In the study, Hultquist and his collaborators sought to understand how the COVID-19 pandemic impacted RSV spread. RSV cases plummeted in 2020 when public health measures meant to stop the spread of COVID-19 were put into place, including masking, remote learning and social distancing. Lowered population immunity to RSV was thought to be a major factor that resulted in the surge of RSV cases in 2021 after these measures were dropped, Hultquist said.

"When we were doing these social mitigation measures to prevent COVID-19, RSV almost disappeared," Hultquist said. "We were not getting any cases of it in the hospital, and very few cases were being reported to the public health department. But then, of course, once we started removing our masks and kids went back to school, RSV came back with a vengeance. We had really high case counts and we were seeing cases at times of the year when we typically don't."

However, RSV cases have remained relatively high ever since, especially in adults. To better understand why, investigators analyzed hospital data on RSV infections from 2009 to 2023 in Chicago and found that while the number of severe infections remained in line with historical averages, detection rates for less severe cases rose dramatically following a change in testing patterns.

Prior to the pandemic, people were not routinely tested for RSV unless they had extreme cases, Hultquist said.

"During the pandemic, we developed new, relatively cheap diagnostic tests where people could test for RSV, flu and COVID all at once," Hultquist said. "This resulted in more people getting tested for RSV even if they weren't severely ill and we started catching these infections that otherwise would have been missed. We think that some of the increases in cases, especially in our adult populations, is just because we were changing how we were diagnosing the virus, not necessarily because there was more around."

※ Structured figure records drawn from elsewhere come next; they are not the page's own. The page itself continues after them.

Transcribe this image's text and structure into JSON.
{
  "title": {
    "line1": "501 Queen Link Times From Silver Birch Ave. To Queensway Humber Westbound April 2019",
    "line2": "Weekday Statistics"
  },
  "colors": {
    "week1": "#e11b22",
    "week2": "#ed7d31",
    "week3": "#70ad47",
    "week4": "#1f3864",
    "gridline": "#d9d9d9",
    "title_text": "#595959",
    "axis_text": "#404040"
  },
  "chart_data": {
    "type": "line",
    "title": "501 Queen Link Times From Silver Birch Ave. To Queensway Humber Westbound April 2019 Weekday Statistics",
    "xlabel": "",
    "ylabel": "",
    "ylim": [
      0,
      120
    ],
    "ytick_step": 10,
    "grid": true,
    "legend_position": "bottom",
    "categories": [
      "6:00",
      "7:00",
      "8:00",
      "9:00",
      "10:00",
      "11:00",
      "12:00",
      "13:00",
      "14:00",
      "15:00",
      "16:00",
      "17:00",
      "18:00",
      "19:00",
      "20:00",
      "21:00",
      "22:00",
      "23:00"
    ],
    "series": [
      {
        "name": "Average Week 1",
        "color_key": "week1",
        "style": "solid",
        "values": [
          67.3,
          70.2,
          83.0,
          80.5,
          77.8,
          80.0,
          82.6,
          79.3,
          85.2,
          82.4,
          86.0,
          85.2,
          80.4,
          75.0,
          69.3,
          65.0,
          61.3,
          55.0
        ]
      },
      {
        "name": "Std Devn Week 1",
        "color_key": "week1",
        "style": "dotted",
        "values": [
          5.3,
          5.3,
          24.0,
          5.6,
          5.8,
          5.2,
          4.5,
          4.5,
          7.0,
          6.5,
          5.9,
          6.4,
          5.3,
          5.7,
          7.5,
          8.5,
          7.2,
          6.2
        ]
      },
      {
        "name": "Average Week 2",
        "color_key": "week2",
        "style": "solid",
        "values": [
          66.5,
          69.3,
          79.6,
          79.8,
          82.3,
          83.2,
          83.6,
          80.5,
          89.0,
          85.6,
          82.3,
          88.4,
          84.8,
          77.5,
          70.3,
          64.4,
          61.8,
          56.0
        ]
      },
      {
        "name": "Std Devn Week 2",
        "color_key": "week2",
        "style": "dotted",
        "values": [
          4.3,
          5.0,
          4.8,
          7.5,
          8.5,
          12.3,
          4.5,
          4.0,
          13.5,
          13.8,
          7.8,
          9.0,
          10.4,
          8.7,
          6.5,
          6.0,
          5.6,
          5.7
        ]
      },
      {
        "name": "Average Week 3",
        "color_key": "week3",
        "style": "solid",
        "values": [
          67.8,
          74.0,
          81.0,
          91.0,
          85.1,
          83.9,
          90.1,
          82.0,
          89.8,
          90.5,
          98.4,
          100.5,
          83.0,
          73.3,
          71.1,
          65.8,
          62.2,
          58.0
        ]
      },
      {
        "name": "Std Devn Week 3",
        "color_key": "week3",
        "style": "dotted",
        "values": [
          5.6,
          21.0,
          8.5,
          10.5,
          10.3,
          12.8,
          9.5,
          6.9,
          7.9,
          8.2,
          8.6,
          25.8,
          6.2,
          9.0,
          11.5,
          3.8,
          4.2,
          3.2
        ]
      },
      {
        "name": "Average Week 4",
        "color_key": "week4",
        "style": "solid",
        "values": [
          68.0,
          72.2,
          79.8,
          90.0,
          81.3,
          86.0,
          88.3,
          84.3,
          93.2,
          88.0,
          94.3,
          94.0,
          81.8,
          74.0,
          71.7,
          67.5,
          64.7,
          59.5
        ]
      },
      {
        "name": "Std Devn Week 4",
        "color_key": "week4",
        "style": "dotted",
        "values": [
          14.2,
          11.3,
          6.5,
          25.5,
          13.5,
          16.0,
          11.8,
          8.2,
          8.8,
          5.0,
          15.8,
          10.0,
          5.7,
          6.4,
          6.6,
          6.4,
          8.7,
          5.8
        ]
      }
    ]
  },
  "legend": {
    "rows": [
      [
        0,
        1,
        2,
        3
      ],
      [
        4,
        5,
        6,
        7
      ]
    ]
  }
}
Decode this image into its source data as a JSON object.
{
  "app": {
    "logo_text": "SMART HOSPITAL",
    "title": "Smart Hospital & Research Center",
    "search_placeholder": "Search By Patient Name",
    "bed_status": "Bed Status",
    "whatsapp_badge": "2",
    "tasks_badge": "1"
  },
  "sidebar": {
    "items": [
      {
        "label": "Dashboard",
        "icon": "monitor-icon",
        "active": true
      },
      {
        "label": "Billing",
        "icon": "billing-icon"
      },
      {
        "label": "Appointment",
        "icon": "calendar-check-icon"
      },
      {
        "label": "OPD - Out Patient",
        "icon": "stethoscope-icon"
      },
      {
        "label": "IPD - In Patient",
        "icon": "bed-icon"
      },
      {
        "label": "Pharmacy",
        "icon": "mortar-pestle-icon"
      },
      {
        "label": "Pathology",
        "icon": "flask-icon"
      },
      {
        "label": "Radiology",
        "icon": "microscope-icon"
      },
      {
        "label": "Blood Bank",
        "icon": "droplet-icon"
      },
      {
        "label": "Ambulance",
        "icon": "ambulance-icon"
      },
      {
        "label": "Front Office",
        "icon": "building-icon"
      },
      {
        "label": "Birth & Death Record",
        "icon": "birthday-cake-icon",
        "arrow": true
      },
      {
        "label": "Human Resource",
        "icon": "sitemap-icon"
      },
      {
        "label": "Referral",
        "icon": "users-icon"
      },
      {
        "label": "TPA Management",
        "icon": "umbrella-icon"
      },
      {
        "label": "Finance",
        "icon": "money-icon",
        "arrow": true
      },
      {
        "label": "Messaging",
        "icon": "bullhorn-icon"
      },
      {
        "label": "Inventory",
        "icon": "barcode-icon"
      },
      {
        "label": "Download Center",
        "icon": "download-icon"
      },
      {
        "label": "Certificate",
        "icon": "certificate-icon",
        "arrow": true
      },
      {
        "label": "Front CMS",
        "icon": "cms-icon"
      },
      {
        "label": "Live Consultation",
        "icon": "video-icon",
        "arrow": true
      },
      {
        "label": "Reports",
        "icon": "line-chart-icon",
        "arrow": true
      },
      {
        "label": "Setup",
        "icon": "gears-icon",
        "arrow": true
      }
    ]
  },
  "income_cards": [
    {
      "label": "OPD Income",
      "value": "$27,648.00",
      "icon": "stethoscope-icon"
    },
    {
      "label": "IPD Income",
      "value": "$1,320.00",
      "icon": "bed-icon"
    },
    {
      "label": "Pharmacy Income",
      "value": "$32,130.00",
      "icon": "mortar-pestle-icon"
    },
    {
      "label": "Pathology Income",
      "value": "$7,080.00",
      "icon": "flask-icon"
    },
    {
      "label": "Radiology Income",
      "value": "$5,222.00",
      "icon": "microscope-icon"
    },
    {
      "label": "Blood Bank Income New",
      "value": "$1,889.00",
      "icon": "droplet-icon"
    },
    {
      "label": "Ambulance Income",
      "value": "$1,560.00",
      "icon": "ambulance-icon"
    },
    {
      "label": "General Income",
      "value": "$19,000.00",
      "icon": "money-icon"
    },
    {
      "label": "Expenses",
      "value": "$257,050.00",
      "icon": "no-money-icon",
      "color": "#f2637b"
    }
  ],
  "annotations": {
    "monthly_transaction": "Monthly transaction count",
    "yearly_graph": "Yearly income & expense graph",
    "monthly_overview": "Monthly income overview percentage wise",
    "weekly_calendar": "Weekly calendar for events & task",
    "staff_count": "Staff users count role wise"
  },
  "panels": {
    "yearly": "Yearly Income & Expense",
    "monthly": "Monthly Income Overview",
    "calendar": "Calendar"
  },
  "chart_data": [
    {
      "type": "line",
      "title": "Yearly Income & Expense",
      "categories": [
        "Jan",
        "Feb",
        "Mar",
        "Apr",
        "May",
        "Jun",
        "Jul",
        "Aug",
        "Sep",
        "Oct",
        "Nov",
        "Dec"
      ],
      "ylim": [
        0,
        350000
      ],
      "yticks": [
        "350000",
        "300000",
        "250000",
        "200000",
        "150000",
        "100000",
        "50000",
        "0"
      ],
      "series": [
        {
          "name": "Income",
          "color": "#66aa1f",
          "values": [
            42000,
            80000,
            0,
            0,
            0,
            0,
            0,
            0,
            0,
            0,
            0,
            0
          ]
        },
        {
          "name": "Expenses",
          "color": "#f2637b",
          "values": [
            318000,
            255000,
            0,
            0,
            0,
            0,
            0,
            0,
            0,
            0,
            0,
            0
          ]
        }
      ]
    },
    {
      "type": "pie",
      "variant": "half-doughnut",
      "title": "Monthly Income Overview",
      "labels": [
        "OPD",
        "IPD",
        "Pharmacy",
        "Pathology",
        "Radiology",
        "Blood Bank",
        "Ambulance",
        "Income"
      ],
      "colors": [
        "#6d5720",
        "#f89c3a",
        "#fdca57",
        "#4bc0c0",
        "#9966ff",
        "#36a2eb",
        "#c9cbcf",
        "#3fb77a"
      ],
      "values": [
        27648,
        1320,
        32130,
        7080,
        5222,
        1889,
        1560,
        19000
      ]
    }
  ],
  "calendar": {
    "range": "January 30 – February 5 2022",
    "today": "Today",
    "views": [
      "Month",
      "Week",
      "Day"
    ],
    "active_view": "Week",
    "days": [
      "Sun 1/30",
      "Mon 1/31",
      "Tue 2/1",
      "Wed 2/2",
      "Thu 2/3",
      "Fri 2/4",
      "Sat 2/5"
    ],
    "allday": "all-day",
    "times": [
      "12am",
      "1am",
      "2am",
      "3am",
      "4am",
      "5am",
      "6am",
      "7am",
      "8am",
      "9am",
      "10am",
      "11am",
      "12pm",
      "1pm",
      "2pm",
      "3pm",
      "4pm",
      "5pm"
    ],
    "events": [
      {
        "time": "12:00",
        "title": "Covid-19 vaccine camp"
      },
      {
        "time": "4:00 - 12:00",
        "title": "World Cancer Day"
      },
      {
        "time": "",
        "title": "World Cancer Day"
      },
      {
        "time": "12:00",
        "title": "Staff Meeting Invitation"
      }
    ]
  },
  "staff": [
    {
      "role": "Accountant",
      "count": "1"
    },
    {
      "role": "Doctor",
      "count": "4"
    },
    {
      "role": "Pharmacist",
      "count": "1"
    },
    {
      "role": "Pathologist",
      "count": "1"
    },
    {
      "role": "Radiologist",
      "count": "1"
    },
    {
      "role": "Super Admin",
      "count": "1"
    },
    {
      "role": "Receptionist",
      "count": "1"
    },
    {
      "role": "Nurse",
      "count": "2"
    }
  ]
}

These findings highlight how human behavior and changes in the health system can drive changes in how we think about different diseases, Hultquist said.

The RSV virus also exhibited genetic alterations during this time, according to the study. Hospitalized adults infected with RSV subtype A (RSV-A) were at higher risk of intensive care admission than those with RSV subtype B (RSV-B). RSV-B, in particular, acquired a number of new mutations over the course of the COVID-19 pandemic that could influence its ability to spread or be neutralized by antibodies. These changes could have implications for future vaccine and therapeutic development, according to the study.

Moving forward, Hultquist and his laboratory will continue to study how these genetic mutations have impacted RSV and how the COVID-19 pandemic might have affected other viruses, he said.

"The first thing that we want to do is explore how these mutations are impacting the biology of the virus," he said. "Does it change how the virus enters a cell? Does it change our body's ability to fight the virus? But most importantly, does it change the impact of these therapeutics in preventing the virus from spreading? All of these are questions we can now go back to in the lab and begin to explore."